Wednesday, September 25th, 2019

Welcome to Histories of the Unexpected where we demonstrate how everything has a history and how those histories link together in unexpected ways.

For this episode let us join the man who can squeeze the truth out of history like a garrotte, Professor James Daybell, and the Albert Pierrepoint of historical execution, Dr Sam Willis, as they expertly and swiftly dispatch the unexpected history of executions!

Our two hooded headsmen will lead you gently by the hand on this particularly gruesome journey through the history of state sanctioned death and capital punishment, from North Korea and modern day public executions by machine gun or flame thrower to the blood eagles featured in Norse literature, from the heads hanging or impaled upon London’s Traitors Gate to ancient Persia and the horror of scaphism using milk and honey, from the court-martial and execution of Admiral Byng to the martyrdom of Lady Jane Grey, and from Newgate Gallows and the execution of notorious murderers ‘Country Tom and Canterbury Bess’ in 1635 to the criminal prosecutions and death sentences of animals in early modern France, compose yourself, pray to your Gods, for your journey is about to end here…

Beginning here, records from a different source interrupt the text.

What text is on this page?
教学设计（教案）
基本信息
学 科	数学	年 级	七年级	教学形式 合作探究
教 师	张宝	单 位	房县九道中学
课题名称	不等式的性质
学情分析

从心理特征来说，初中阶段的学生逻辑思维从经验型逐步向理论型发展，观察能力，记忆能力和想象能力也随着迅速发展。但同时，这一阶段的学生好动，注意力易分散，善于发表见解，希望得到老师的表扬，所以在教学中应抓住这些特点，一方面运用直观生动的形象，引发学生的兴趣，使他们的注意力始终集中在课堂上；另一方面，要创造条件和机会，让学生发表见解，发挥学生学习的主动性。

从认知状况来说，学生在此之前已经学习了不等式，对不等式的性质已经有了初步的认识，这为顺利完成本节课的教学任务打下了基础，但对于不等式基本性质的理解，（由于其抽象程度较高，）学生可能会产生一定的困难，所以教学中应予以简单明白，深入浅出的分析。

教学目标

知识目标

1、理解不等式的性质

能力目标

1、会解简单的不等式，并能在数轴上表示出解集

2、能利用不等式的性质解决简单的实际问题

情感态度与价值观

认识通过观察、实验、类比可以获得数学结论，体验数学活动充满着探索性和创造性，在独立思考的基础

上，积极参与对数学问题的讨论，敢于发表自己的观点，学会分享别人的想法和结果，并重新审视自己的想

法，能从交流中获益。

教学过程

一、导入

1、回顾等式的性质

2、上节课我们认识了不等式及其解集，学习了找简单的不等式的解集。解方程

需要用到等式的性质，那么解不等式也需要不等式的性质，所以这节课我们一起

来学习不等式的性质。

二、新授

According to Amnesty International, at the end of 2018, 106 countries had abolished the death penalty in law for all crimes, with a recorded figure of 690 executions in 20 countries for the same year. This figure represented a fall of thirty one percent when compared to 2017 and, for Amnesty International, records the lowest figure of executions in the past decade. However, caution should be exercised when comparing numbers in this way as certainly for China the exact extent of the use of capital punishment remains a state secret, and therefore classified. Concentrating on figures in this way removes us somewhat from the actual reality of what those numbers represent – humans; real lives and real deaths at the hands of state bodies. States have always held a monopoly on judicial violence, and whilst many have now stepped away from incorporating capital punishment into law, its use throughout history has been well documented. In England the coercive force of the gallows has been extensively researched; the ‘Bloody Code’ was a name given to the legal system, enacted during the latter part of the seventeenth century and continuing into the beginnings of the nineteenth. This ‘Code’ made over two hundred crimes, many of them property related, subject to capital punishment; pick-pocketing a handkerchief, shoplifting, or sheep rustling for example. However, whilst these crimes may have carried the death penalty, those charged did not always face the executioner. The accused was more likely to drop if the crime was actual murder, than for crimes such as wounding or violent theft. Capital death rates during this period did not mushroom, as local areas exercised restraint and caution in handing down such draconian sentences; less than a fifth of all capital convictions during this period were carried out. Local courts held some autonomy and, in many cases related to property crime, sentences could be mitigated and even the value of the property could be ‘re-assessed’ to one lower than that required for a capital conviction. By the early nineteenth century the death penalty was removed as a punishment for those convicted of pick pocketing, and by 1861, via the Offences Against the Persons Act, it was restricted to murder and high treason. The reluctance to implement the ‘Bloody Code’ suggests that not only was there a change in attitudes from this period on-wards towards capital punishment but that the reach of a centralised state did indeed only penetrate so far.